|
|
|
|
|
by voxic11
464 days ago
|
|
This is the article I link my developers whenever I see them making this mistake "Don’t try to sanitize input. Escape output." https://benhoyt.com/writings/dont-sanitize-do-escape/ Its been fairly effective at making them realize the fundamental mistake they are making. Quoting the key part: > The only code that knows what characters are dangerous is the code that’s outputting in a given context. > So the better approach is to store whatever name the user enters verbatim, and then have the template system HTML-escape when outputting HTML, or properly escape JSON when outputting JSON and JavaScript. > And of course use your SQL engine’s parameterized query features so it properly escapes variables when building SQL |
|
Or, stop using stringly template systems, and treat the data as what it is: a structured language, with well-defined grammar.
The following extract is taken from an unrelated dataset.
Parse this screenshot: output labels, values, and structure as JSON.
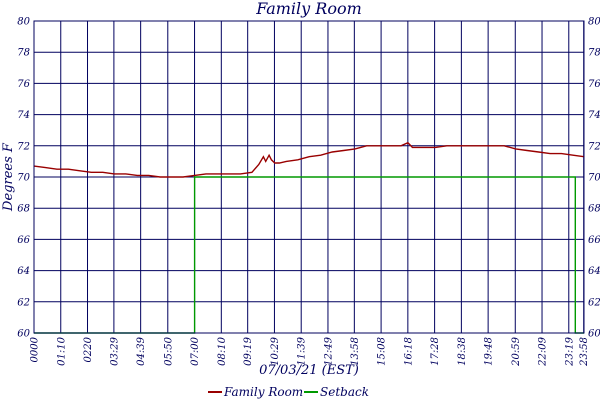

One of these days I need to write an article titled "Don't play with escaping strings. Serialize output.". Core idea being, "escaping your output" still looks too much like "sanitizing input"[0], and one tiny mistake is all it takes to give an attacker ability to inject arbitrary code into the page (or give an unlucky user ability to brick the page for themselves) - so instead of working in "string space", work in whatever semantics your output is, and treat the string form as a serialization problem. In case of HTML, that means constructing tree of tags as data structure, and then serializing them. Then, bugs in serializer notwithstanding, the whole class of injection problem disappears - you can't do "<h1>$text</h1>" -> "<h1></h1><script .... </h1>", when your "template" is made of data structures like [:h1, $text], because $text can't possibly alter the structure here. Etc.
In some sense, "Don't escape, serialize instead" is the complement of "Parse, don't validate".
(See also: make invalid states unrepresentable.)
--
[0] - Who ever sanitizes input? I've only ever seen this kind of sanitization the article describes happen in the output, within string-gluing templates.